現の虚 2014-8-6【職安で幽霊がプリントアウトした求職案内を手に入れる】


職安に並んだ求人端末機。調整中の貼り紙のある一番奥のだけは使用禁止だ。俺は使用禁止端末のすぐ隣の端末を選んだ。タッチパネルを操作して適当に条件を入れていると(本気じゃないから)、隣の使用禁止端末の前に誰かが立った。最初は修理技師かと思ったが違った。ノライヌみたいなニオイがしたし、小さく奇声を発し続けていたからだ。たぶん、役所の依頼で機械の修理に来た技師はノライヌのようなニオイをさせたり、小声で奇声を発したりはしないはずだ。

ところが、修理技師でもない者が使用禁止の壊れた端末の前にいるのに、職安の人間は誰も何も云って来ない。ほったらかしだ。ということは、つまり、隣のノライヌくさいヤツはいつものアレなのだ。

幽霊とか死者の魂とか呼び方はどうでもいいが、そういう存在は町中にゴロゴロいて、珍しくもなんともない。ゴクタマに見かけるとか、そんなレベルじゃ全然ない。インチキ霊能者はやたらモッタイつけるけどあんなのは全部嘘で、実際はカラスやスズメよりも圧倒的に多く目にする。

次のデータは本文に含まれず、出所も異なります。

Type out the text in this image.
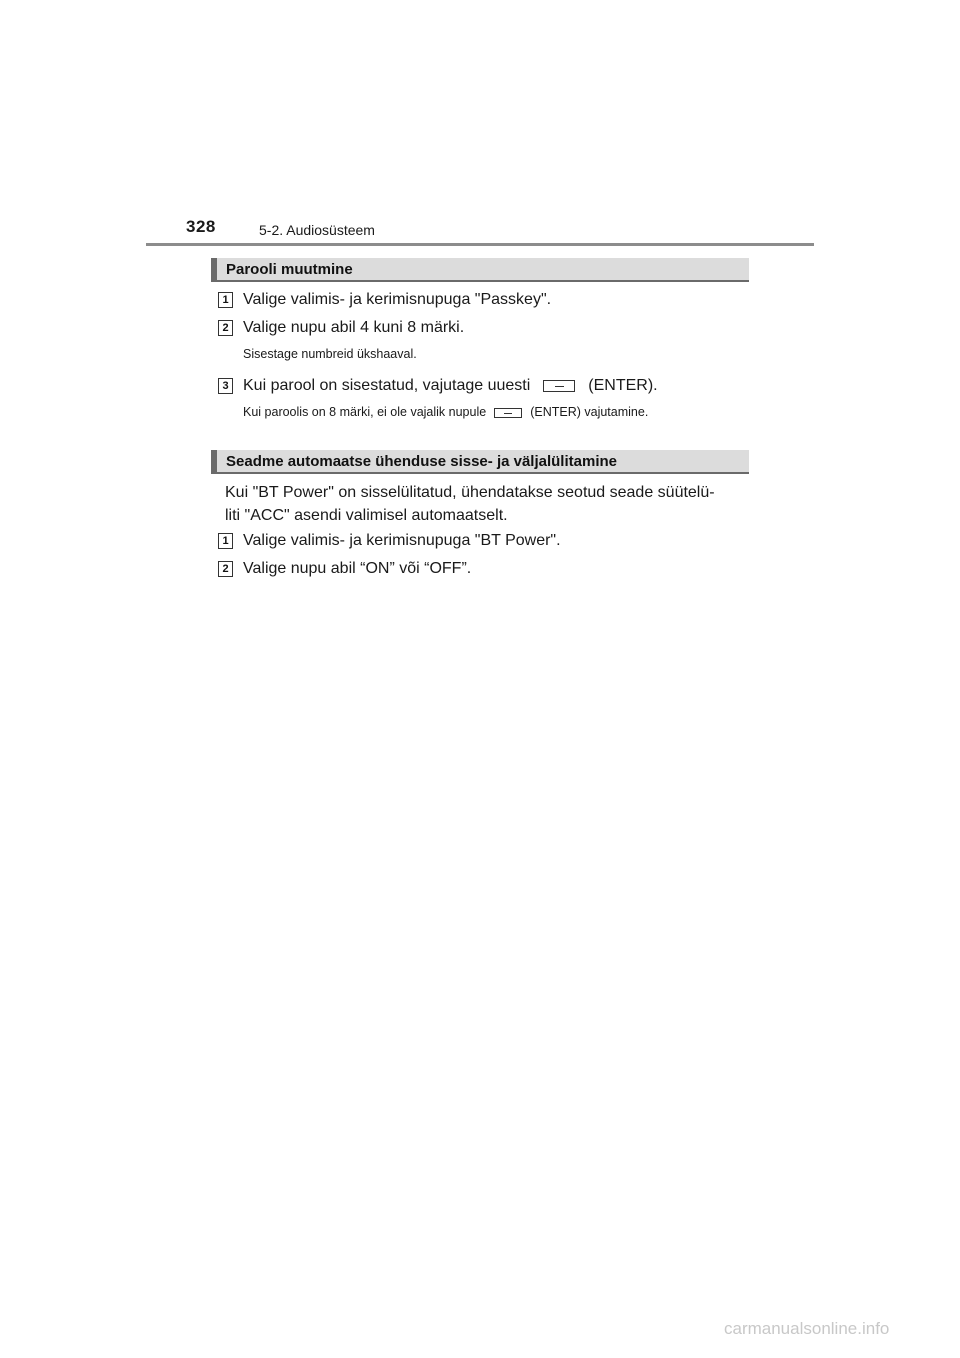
328	5-2. Audiosüsteem
Parooli muutmine
1 Valige valimis- ja kerimisnupuga "Passkey".
2 Valige nupu abil 4 kuni 8 märki.
Sisestage numbreid ükshaaval.
3 Kui parool on sisestatud, vajutage uuesti	(ENTER).
Kui paroolis on 8 märki, ei ole vajalik nupule	(ENTER) vajutamine.
Seadme automaatse ühenduse sisse- ja väljalülitamine
Kui "BT Power" on sisselülitatud, ühendatakse seotud seade süütelü-
liti "ACC" asendi valimisel automaatselt.
1 Valige valimis- ja kerimisnupuga "BT Power".
2 Valige nupu abil “ON” või “OFF”.
carmanualsonline.info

俺はそのノライヌくさいヤツのほうに顔を向けた。生きてる人間にそんなことはしない。生きている人間をそんなふうに見たら、不気味がられたり殴られたりする。だが連中は違う。そもそも他人の視線を気にするような心があるのかどうかさえアヤシい。

ノライヌくさいソイツは、髪の毛はベタベタで、元の色が分からないコートを重ね着し、それだけは妙に新しい有名スポーツブランドのナイロン製鞄を背負っていた。熱心にタッチパネルを操作しているけど、ナニカを調べていると云うより、タッチパネルの操作自体を楽しんでいるふうだ。

覗くと、端末の画面は真っ暗なままだ。だが、嬉々として画面に見入るソイツの顔には、端末の画面が発しているらしい青白い光が反射していて、ソイツが小さな奇声を発して画面を押すたびに、その反射光が変化する。

そうこうしているうちに、ソイツが操作する端末の上に乗ったプリンターが動きだした。プリントアウトされる紙は本物に見えた。俺はその紙に手を伸ばした。

誤動作ですから、そのままにしておいて下さい。

職安の人間がカウンターの向うから俺に声を掛ける。いつも困ってましてね、と余計な言い訳も付け足す。

俺は、ああ、ええとか適当な返事をしながら、そのままにしておいてくれという職安の人間の言葉に逆らって、幽霊がプリントアウトした紙をこっそり畳んでポケットに入れた。